The problem: I’m in a group that’s gotten together three or four times a year for 40 years. One of our friends talks nonstop every time we meet. The rest of us barely get in a word. We’re too polite to say, “Shut up!” but it’s getting to the point where I dread going. I don’t think she was like this when we were younger.
Low road: Forget to invite her to your next gathering. Oops.
High road: Most of us have dealt with a too-talky spouse, friend, relative or neighbor. Such one-sided conversations can leave us feeling exhausted and used. Next time, I’ll stay home and send a tape recorder instead!

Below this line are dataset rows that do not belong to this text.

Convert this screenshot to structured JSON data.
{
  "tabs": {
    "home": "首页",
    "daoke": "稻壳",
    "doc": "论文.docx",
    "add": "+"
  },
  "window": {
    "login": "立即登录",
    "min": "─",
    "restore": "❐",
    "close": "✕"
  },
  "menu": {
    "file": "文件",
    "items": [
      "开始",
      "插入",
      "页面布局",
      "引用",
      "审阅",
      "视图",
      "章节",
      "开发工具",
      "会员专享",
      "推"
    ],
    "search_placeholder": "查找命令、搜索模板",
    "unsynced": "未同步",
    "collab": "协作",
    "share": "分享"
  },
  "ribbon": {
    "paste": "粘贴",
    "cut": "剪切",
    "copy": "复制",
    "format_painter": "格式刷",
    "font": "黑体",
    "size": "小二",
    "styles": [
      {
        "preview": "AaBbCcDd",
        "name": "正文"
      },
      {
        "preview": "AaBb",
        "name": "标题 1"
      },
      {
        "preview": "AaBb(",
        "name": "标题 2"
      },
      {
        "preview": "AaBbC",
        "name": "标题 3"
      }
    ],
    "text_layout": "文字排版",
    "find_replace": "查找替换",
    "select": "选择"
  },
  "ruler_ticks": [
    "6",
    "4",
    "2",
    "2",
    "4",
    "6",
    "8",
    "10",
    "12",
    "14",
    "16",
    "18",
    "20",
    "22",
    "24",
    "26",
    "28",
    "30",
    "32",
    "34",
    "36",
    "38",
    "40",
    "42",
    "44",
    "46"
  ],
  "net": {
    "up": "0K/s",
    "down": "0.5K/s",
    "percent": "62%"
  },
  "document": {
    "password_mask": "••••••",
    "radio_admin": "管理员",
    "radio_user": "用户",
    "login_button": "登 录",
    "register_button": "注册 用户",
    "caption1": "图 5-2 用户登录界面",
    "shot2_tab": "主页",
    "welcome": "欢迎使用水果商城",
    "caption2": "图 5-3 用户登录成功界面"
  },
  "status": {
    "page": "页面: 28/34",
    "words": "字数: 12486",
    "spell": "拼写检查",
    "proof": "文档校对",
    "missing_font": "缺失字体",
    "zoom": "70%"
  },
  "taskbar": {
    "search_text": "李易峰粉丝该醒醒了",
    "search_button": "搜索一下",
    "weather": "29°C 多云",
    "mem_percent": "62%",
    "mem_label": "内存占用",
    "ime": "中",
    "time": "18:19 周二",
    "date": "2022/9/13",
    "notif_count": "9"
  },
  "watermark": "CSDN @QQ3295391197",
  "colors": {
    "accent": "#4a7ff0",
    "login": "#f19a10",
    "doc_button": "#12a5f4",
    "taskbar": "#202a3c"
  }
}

But, you say you don’t think she was like this when you were younger. This signals some kind of shift in her life. The most obvious is that, as we age, our support system shrinks, which means fewer people to hear our stories over and over. Maybe she’s experiencing a health issue, such as anxiety, or a change in sleep, diet or medications. As tempting as it is to boot her out, I hope you won’t. She sounds lonely, and as if she’s in need of an old friend’s generosity of spirit.
That doesn’t mean she gets to suck all the air out of the room. It does mean someone (read: you) needs to proactively cut in with the skill of an Academy Awards orchestra. Whatever her topic, give her two minutes, then leap in. “Your grandson is already in kindergarten? Can’t believe it! Say, Sharon, how are your grandkids? And, Millie, didn’t you say you were about to go visit your kids Out West?” She’ll get the message eventually.
If she doesn’t, please suggest that another friend buy her coffee, one on one, and gently tell her, “You seem to really need to talk these days. Is everything OK?”